Manipulating Neural Path Planners via Slight Perturbations
This addresses a security risk in robotics for applications like delivery robots, but it is incremental as it builds on existing backdoor concepts in neural networks.
The paper tackles the vulnerability of neural path planners to hidden malicious behaviors by proposing a method to inject backdoors that can be triggered by slight perturbations, demonstrating that these can compromise planner integrity, such as hijacking robots or causing unnecessary energy expenditure.
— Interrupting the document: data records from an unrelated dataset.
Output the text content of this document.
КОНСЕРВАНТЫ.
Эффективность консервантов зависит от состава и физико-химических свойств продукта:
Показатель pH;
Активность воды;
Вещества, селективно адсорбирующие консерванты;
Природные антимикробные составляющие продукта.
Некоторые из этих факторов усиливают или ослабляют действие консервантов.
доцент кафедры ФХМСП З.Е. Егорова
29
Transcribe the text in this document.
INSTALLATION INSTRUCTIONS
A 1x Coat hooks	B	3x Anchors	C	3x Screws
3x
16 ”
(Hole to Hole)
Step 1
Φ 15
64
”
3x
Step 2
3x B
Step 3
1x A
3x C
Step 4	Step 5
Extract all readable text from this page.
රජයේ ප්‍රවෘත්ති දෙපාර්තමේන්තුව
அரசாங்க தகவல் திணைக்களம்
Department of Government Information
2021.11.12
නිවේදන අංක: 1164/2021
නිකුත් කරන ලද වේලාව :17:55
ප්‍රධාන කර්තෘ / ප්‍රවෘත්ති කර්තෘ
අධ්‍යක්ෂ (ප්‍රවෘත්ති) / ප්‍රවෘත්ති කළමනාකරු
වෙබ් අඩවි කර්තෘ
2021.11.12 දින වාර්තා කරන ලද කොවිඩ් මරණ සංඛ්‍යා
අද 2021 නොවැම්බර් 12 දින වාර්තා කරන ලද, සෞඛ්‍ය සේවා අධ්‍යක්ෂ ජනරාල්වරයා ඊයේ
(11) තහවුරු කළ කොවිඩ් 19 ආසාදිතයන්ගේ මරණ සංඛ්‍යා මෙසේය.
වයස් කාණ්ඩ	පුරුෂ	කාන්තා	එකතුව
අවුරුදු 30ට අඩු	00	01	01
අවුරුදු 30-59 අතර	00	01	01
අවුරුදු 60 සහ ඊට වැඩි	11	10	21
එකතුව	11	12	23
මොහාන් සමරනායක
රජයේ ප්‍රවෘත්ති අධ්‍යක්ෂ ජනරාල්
Data-driven neural path planners are attracting increasing interest in the robotics community. However, their neural network components typically come as black boxes, obscuring their underlying decision-making processes. Their black-box nature exposes them to the risk of being compromised via the insertion of hidden malicious behaviors. For example, an attacker may hide behaviors that, when triggered, hijack a delivery robot by guiding it to a specific (albeit wrong) destination, trapping it in a predefined region, or inducing unnecessary energy expenditure by causing the robot to repeatedly circle a region. In this paper, we propose a novel approach to specify and inject a range of hidden malicious behaviors, known as backdoors, into neural path planners. Our approach provides a concise but flexible way to define these behaviors, and we show that hidden behaviors can be triggered by slight perturbations (e.g., inserting a tiny unnoticeable object), that can nonetheless significantly compromise their integrity. We also discuss potential techniques to identify these backdoors aimed at alleviating such risks. We demonstrate our approach on both sampling-based and search-based neural path planners.